Though the company began in Portland, Maine back in October of 2017, when it came time to go live, Minnow picked Portland, Oregon as its launch city, where it has installed its pods in seven different locations. The company has also moved its headquarters from Maine to Seattle, where it believes it will have access to more talent and capital.
As my colleague Mike Wolf wrote previously (when the company went by the name Kadabra), Minnow essentially makes an Amazon locker for food. You could also think of it as an Eatsa/Brightloom service, but for offices. Minnow installs their pods, which house 20 different cubbies, in office buildings. Office workers use either SMS or the mobile web to pre-order their lunch from a rotating menu of local restaurants. Once the restaurant completes the orders, Minnow then delivers all the orders at once at a designated time, putting each order in its own cubby. To collect their lunch, the recipient just goes to the Minnow pod, clicks in a special mobile link and the cubby housing their food is opened.

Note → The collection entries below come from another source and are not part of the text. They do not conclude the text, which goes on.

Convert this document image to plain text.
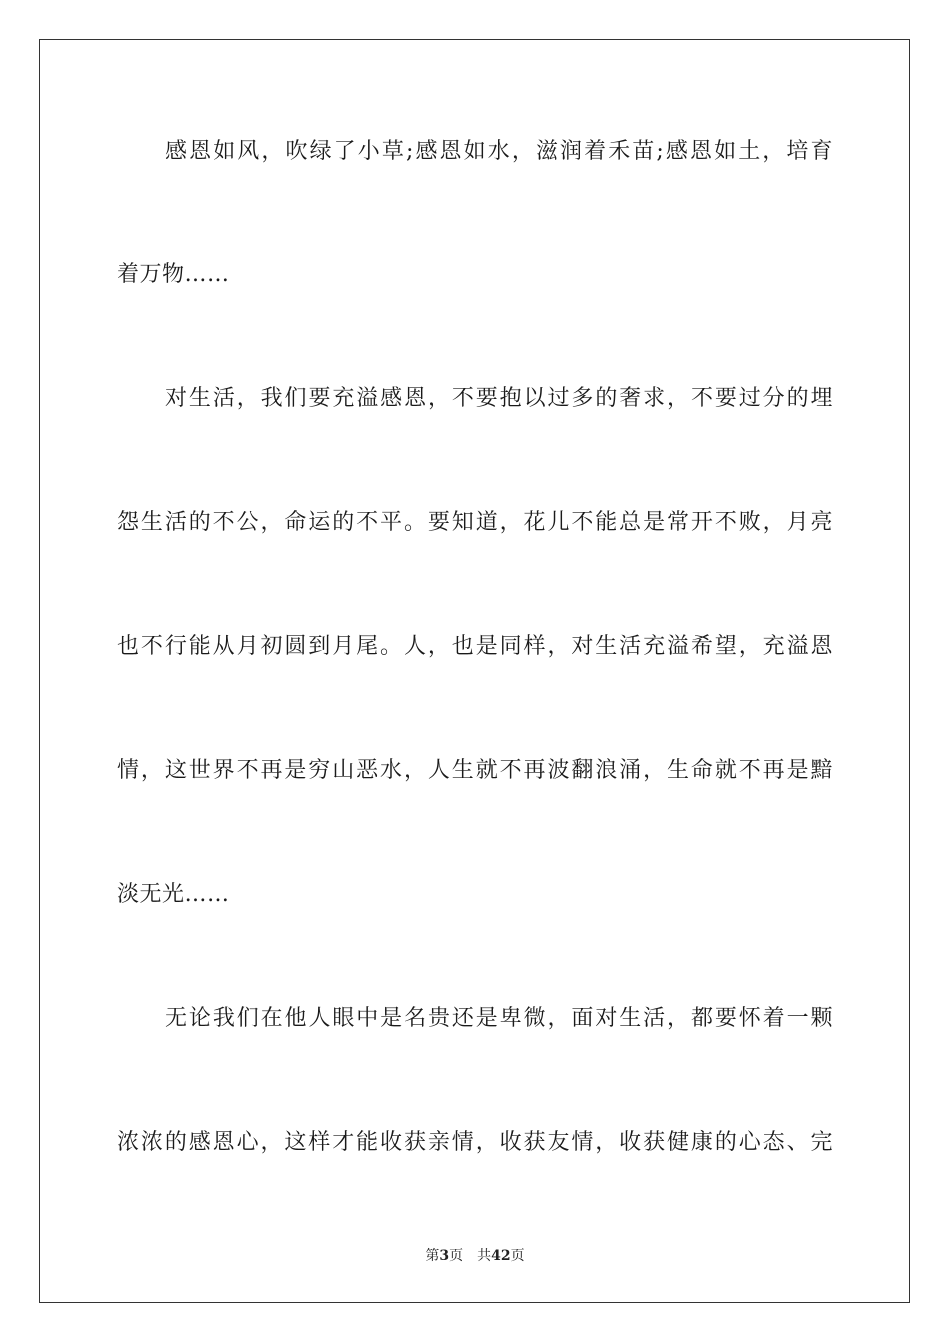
感恩如风，吹绿了小草;感恩如水，滋润着禾苗;感恩如土，培育
着万物……
对生活，我们要充溢感恩，不要抱以过多的奢求，不要过分的埋
怨生活的不公，命运的不平。要知道，花儿不能总是常开不败，月亮
也不行能从月初圆到月尾。人，也是同样，对生活充溢希望，充溢恩
情，这世界不再是穷山恶水，人生就不再波翻浪涌，生命就不再是黯
淡无光……
无论我们在他人眼中是名贵还是卑微，面对生活，都要怀着一颗
浓浓的感恩心，这样才能收获亲情，收获友情，收获健康的心态、完
第3页 共42页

There are actually a few benefits to this office cubby approach. For the restaurant, it consolidates a bunch of orders first thing in the morning, so they start the day with some revenue and can more easily manage fulfillment since all the orders are being picked up at the same time.

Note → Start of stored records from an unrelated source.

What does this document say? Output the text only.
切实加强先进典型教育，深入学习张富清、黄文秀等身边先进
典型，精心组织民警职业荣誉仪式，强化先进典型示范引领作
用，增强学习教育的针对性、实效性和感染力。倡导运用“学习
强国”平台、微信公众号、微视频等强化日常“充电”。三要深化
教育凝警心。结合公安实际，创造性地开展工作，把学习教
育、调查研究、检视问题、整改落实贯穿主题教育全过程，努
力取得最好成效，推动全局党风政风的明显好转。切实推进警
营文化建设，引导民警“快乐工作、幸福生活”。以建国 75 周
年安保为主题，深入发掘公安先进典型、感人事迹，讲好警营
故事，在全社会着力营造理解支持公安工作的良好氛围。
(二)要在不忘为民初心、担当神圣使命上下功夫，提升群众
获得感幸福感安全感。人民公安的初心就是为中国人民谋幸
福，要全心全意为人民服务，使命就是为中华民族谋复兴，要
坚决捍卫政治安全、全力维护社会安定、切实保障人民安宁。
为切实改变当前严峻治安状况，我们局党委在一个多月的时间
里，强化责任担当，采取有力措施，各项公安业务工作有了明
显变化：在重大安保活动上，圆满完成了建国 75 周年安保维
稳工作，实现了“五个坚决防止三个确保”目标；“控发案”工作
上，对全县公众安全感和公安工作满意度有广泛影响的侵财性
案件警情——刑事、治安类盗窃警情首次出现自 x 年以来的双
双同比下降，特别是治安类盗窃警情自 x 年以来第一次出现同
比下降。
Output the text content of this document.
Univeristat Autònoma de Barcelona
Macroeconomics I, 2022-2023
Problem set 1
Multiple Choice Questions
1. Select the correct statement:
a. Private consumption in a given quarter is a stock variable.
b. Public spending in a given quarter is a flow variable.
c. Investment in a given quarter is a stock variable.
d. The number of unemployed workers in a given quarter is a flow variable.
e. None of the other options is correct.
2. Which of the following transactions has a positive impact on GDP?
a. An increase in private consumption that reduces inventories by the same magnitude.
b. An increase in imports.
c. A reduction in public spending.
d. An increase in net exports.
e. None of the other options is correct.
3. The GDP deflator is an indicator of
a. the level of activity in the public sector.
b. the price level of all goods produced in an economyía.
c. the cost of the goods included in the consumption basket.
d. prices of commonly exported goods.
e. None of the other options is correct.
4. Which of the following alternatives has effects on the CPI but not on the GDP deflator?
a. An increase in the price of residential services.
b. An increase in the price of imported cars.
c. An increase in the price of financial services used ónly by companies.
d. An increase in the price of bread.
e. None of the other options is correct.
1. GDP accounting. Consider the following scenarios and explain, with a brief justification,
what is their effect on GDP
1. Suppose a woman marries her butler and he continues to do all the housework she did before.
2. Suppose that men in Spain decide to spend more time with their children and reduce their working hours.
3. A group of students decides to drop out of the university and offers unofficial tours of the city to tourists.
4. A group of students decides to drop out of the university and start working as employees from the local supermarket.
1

For the building locations, it serves as a tech-forward amenity to attract tenants, and it can help reduce the number of delivery people coming in and out of the building. Instead of ten different delivery people for ten different lunch orders at ten different times in the morning, there is just the one drop off.
For office workers, this type of asynchronous approach means that they don’t have to wait around for a lunch delivery person, or have that delivery person arrive during an important meeting. Lunch is delivered at a set time and waits in the cubby until pickup. Additionally, the delivery fee for Minnow is just $1 and there’s no tipping or extra service fees that often come with other third-party delivery services, so it can be a more economical way to get your meal delivered.

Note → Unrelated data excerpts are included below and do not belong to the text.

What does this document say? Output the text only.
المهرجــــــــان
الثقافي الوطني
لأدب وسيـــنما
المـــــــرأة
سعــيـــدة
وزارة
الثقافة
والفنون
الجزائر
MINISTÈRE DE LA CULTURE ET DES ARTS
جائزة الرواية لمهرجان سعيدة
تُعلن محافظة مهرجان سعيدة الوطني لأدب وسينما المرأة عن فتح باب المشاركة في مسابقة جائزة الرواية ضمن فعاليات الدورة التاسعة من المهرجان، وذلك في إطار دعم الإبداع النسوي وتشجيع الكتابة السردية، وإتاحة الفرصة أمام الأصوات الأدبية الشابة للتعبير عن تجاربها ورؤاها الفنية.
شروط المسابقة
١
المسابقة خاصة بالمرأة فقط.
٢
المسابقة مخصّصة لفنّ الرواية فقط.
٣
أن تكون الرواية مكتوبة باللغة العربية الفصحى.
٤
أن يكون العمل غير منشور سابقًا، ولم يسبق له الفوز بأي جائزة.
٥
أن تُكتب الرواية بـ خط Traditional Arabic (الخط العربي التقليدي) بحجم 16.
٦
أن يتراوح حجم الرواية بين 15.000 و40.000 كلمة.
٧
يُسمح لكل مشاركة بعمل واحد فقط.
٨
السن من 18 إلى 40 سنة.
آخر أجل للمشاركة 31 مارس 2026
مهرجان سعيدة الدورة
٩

There are limitations to Minnow, however, especially as it gets started. It offers a rotating menu featuring just one restaurant a day per location, so there isn’t a ton of variety. And you have to lock in your lunch order early on in day, so there isn’t a lot of wiggle room if plans change. Also, with just 20 cubbies available (for now), the service can sell out in busy offices with lots of people, and those cubbies aren’t temperature controlled, so your hot stuff can get cold if you don’t grab it in time.
But as noted, Minnow is just starting out and will be ironing out some of these bumps as it grows. The company has raised more than one million dollars in seed funding, and has three revenue streams: it collects an amenity fee from the office building, it takes a cut of the sales it gathers for the restaurants, and it gets that delivery fee.
Minnow’s approach is similar to the Outpost delivery system Sweetgreen put in place a couple years back. Though the advantage to having a Minnow system is the ability to order from more than just Sweetgreen.
And like Byte Technology, Minnow is staking its territory in the middle ground of office lunches. It’s a meal solution for offices that can’t afford full-on catering or an on-site chef, but still want to provide an easier way for workers to eat on-site. It would be great if Minnow could work with offices to enable meal subsidies to provide an extra perk and incentive to workers (Minnow says this feature is on its roadmap).
If Minnow takes off, it’s next step will be raising more money so it can grow beyond PDX, PDQ.